Por: Miguel Ángel López, economista egresado de la UNAM.

Es evidente que lo peor de la pandemia en términos socioeconómicos ha recaído mayormente en las mujeres. La mayor contribución de ellas se torna como una parte crucial de la prosperidad y del crecimiento económico de los países. El presente artículo versa sobre las condiciones que enfrentan las mujeres en la actualidad, con base en los trabajaos e investigaciones desarrollados al respecto.

El siguiente extracto del artículo «Mujeres en pandemia, un año maldito», resume perfectamente los cambios radicales que la crisis ha traído a las mujeres. “Perder el trabajo. Tener que dejarlo para trabajar (aún más) en casa o hacer malabares para compaginarlo con el cuidado de los hijos. Encerrarse con el maltratador. Empobrecerse. Retroceder en derechos. La covid-19 impone a la población femenina sufrimientos y retos que se suman al impacto general del virus”.

El Trabajo Desde Casa: Una Desigualdad de Género

A raíz del confinamiento, el trabajo a distancia desde casa, se ha mostrado como una alternativa de muchas empresas. Sin embargo, un estudio realizado por Aliya Hamid Rao, profesora de metodología de la London School of Eonomics, demostró que el trabajo del hombre es al que se le otorga mayor prioridad, hasta la hora de repartir los lugares; los espacios silenciosos, como despachos, suelen ser reservados para los hombres y mientras que las zonas comunes, como lo es comedor, para las mujeres. Otra conclusión del trabajo afirma que se priorizan las condiciones para que los hombres puedan volver a encontrar trabajo, ya que quedan exentos de las tareas domésticas y del cuidado de los niños, las cuales, por lo general, siguen recayendo en las mujeres.

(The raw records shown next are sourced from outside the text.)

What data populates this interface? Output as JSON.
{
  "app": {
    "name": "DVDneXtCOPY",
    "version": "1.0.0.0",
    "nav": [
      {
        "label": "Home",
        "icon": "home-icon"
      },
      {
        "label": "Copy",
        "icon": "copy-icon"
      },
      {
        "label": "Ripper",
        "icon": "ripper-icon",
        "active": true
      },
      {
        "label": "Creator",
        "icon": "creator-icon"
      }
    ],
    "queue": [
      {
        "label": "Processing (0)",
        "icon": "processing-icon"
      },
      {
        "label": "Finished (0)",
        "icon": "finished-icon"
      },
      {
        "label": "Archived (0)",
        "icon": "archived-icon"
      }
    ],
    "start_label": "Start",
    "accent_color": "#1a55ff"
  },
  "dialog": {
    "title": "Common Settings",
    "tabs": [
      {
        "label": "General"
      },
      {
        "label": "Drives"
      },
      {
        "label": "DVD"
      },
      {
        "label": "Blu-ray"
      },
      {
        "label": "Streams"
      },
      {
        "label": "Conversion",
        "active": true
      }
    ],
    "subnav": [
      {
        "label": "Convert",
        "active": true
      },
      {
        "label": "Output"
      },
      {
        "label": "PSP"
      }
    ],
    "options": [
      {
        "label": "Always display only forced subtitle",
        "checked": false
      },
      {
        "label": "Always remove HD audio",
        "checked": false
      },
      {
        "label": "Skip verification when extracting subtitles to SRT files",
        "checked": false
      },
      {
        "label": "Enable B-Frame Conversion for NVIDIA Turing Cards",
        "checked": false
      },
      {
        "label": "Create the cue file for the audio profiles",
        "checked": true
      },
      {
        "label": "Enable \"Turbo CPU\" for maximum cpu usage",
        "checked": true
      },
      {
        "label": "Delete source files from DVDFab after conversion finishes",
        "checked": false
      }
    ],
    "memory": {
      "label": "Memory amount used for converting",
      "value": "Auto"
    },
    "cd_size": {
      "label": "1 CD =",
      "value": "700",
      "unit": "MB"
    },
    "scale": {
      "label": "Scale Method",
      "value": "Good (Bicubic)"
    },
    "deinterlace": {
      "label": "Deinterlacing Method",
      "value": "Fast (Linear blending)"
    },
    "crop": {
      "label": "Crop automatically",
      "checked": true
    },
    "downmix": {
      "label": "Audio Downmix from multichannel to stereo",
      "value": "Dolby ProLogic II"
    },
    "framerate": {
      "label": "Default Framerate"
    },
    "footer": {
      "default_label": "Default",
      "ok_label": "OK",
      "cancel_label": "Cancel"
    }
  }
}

El Ascenso Laborar y el Divorcio

Una investigación de Olle Folke y Johanna Rickne de la Universidad de Uppsala y Estocolmo, respectivamente, mostró que los ascensos laborales de las mujeres a puestos de trabajos superiores aumentan drásticamente la probabilidad de que se divorcien, esto se torna contrario en el caso de los hombres, parte de los objetivos del estudio es analizar cómo se ven afectadas las relaciones de las parejas cuando se alteran los roles de género. Las deducciones de la investigación evidencian los casos de las mujeres y hombres cuando son promocionados tanto en el sector político, como ascenso en el sector privado.

Los autores destacan que los resultados del estudio no son favorables para las mujeres, ya que en ellas aumenta el riesgo de que se acabe su matrimonio después de recibir un ascenso. Las causas, tienen que ver, en algunos casos, que los matrimonios son muy tradicionales. Es muy común que se prioricen las carreras profesionales de los hombres sobre las de las mujeres, así mismo, encuentran que los divorcios son más comunes cuando los ingresos de ellas desequilibran las finanzas familiares, mermado el usual dominio masculino. Finalmente, señalan, que la familia puede ser un apoyo profesional el hombre, mientras para la mujer suele resultar en una tensión laboral-familiar.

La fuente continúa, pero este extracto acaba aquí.